Prenez la journée de mercredi 8 février. Vous trouverez dans la capitale soudanaise à la fois des émissaires occidentaux – américain, français, britannique, norvégien, européen, allemand – et le ministre russe des affaires étrangères, Sergueï Lavrov. En pleine guerre contre l’Ukraine, au milieu de tensions autour des activités du groupe paramilitaire russe Wagner dans la région sahélienne, qui peut croire à un hasard de calendrier ?
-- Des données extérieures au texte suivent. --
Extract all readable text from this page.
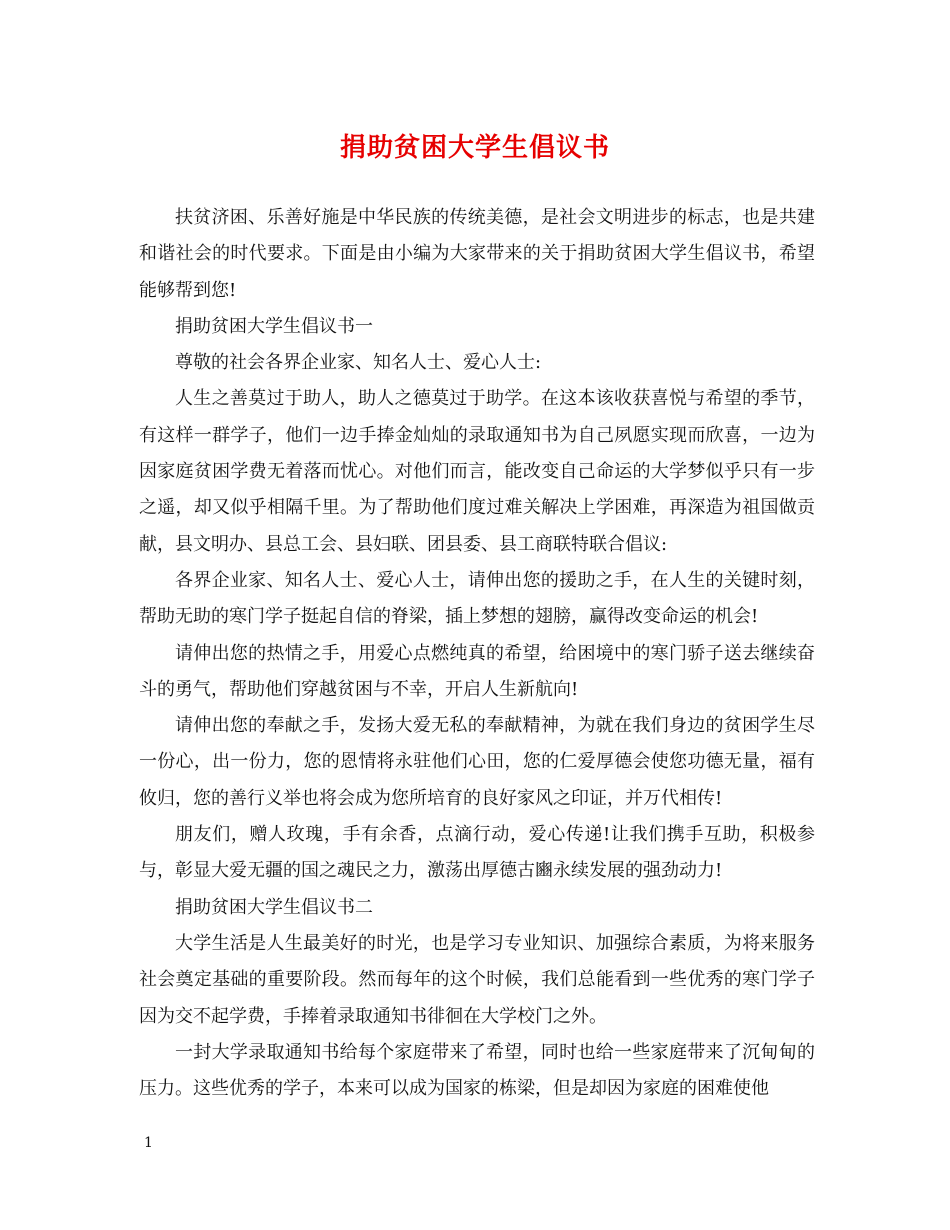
捐助贫困大学生倡议书

扶贫济困、乐善好施是中华民族的传统美德，是社会文明进步的标志，也是共建和谐社会的时代要求。下面是由小编为大家带来的关于捐助贫困大学生倡议书，希望能够帮到您!

捐助贫困大学生倡议书一

尊敬的社会各界企业家、知名人士、爱心人士:

人生之善莫过于助人，助人之德莫过于助学。在这本该收获喜悦与希望的季节，有这样一群学子，他们一边手捧金灿灿的录取通知书为自己夙愿实现而欣喜，一边为因家庭贫困学费无着落而忧心。对他们而言，能改变自己命运的大学梦似乎只有一步之遥，却又似乎相隔千里。为了帮助他们度过难关解决上学困难，再深造为祖国做贡献，县文明办、县总工会、县妇联、团县委、县工商联特联合倡议:

各界企业家、知名人士、爱心人士，请伸出您的援助之手，在人生的关键时刻，帮助无助的寒门学子挺起自信的脊梁，插上梦想的翅膀，赢得改变命运的机会!

请伸出您的热情之手，用爱心点燃纯真的希望，给困境中的寒门骄子送去继续奋斗的勇气，帮助他们穿越贫困与不幸，开启人生新航向!

请伸出您的奉献之手，发扬大爱无私的奉献精神，为就在我们身边的贫困学生尽一份心，出一份力，您的恩情将永驻他们心田，您的仁爱厚德会使您功德无量，福有攸归，您的善行义举也将会成为您所培育的良好家风之印证，并万代相传!

朋友们，赠人玫瑰，手有余香，点滴行动，爱心传递!让我们携手互助，积极参与，彰显大爱无疆的国之魂民之力，激荡出厚德古豳永续发展的强劲动力!

捐助贫困大学生倡议书二

大学生活是人生最美好的时光，也是学习专业知识、加强综合素质，为将来服务社会奠定基础的重要阶段。然而每年的这个时候，我们总能看到一些优秀的寒门学子因为交不起学费，手捧着录取通知书徘徊在大学校门之外。

一封大学录取通知书给每个家庭带来了希望，同时也给一些家庭带来了沉甸甸的压力。这些优秀的学子，本来可以成为国家的栋梁，但是却因为家庭的困难使他

1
Ajoutez, il y a quelques jours la visite, non annoncée, d’Eli Cohen, ministre israélien des affaires étrangères, la première au Soudan à ce niveau de représentation. Plus des allers-retours au Tchad, des voyages incessants entre Khartoum et Le Caire et entre la capitale soudanaise et les Emirats arabes unis, tous les ingrédients d’un imbroglio régional et international sont réunis.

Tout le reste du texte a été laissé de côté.